Common Mistakes That Cost Offers
Starting to code immediately. Always clarify requirements and state your approach first. Spend 3–5 minutes on this even if you know the answer.
Giving up silently. When stuck, verbalize your thought process. "I know I need to track something here — let me think about what data structure fits." Interviewers can nudge you if you're close.
Forgetting edge cases. After your solution, always check: empty input, single element, negative numbers, integer overflow, null values.
Over-optimizing too early. State the O(n²) brute force first, then optimize. Jumping to the O(n log n) solution and getting it wrong looks worse than getting the brute force right.
Not practicing talking while coding. This is a skill. Practice it deliberately.

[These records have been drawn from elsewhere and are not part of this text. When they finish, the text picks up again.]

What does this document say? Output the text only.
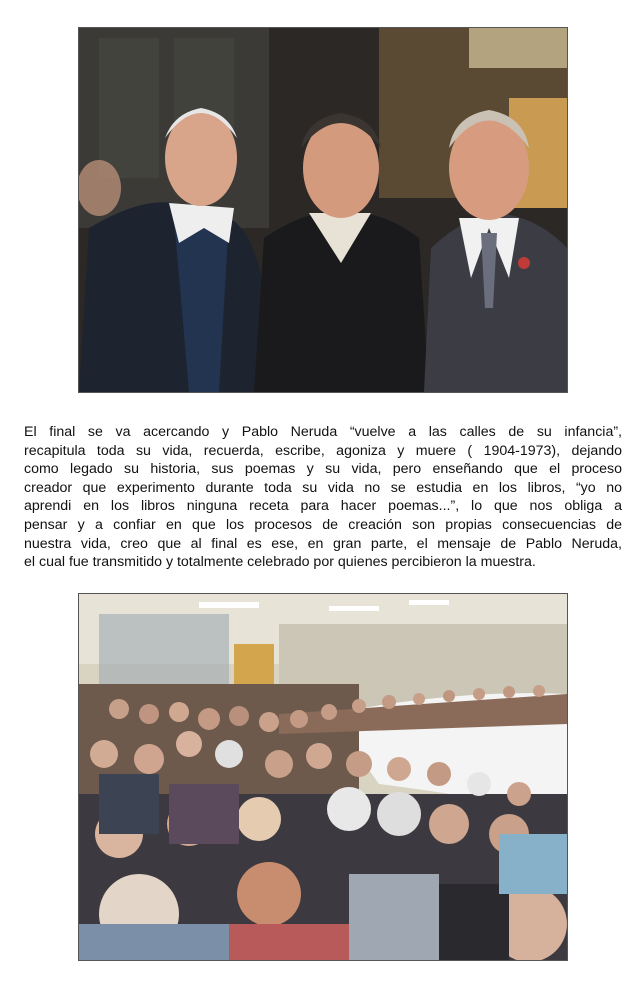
El final se va acercando y Pablo Neruda “vuelve a las calles de su infancia”,
recapitula toda su vida, recuerda, escribe, agoniza y muere ( 1904-1973), dejando
como legado su historia, sus poemas y su vida, pero enseñando que el proceso
creador que experimento durante toda su vida no se estudia en los libros, “yo no
aprendi en los libros ninguna receta para hacer poemas...”, lo que nos obliga a
pensar y a confiar en que los procesos de creación son propias consecuencias de
nuestra vida, creo que al final es ese, en gran parte, el mensaje de Pablo Neruda,
el cual fue transmitido y totalmente celebrado por quienes percibieron la muestra.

Practice With AI Mock Interviews
The fastest way to accelerate your prep is simulated pressure. CareerLift's AI coding interviews replicate real interview conditions — you explain your approach, get follow-up questions, and receive a Hire / No Hire verdict with specific coaching.
Start a free coding mock interview →
The difference between candidates who get offers and those who don't is rarely raw knowledge. It's preparation quality, communication under pressure, and knowing what each company actually scores. This roadmap covers all three.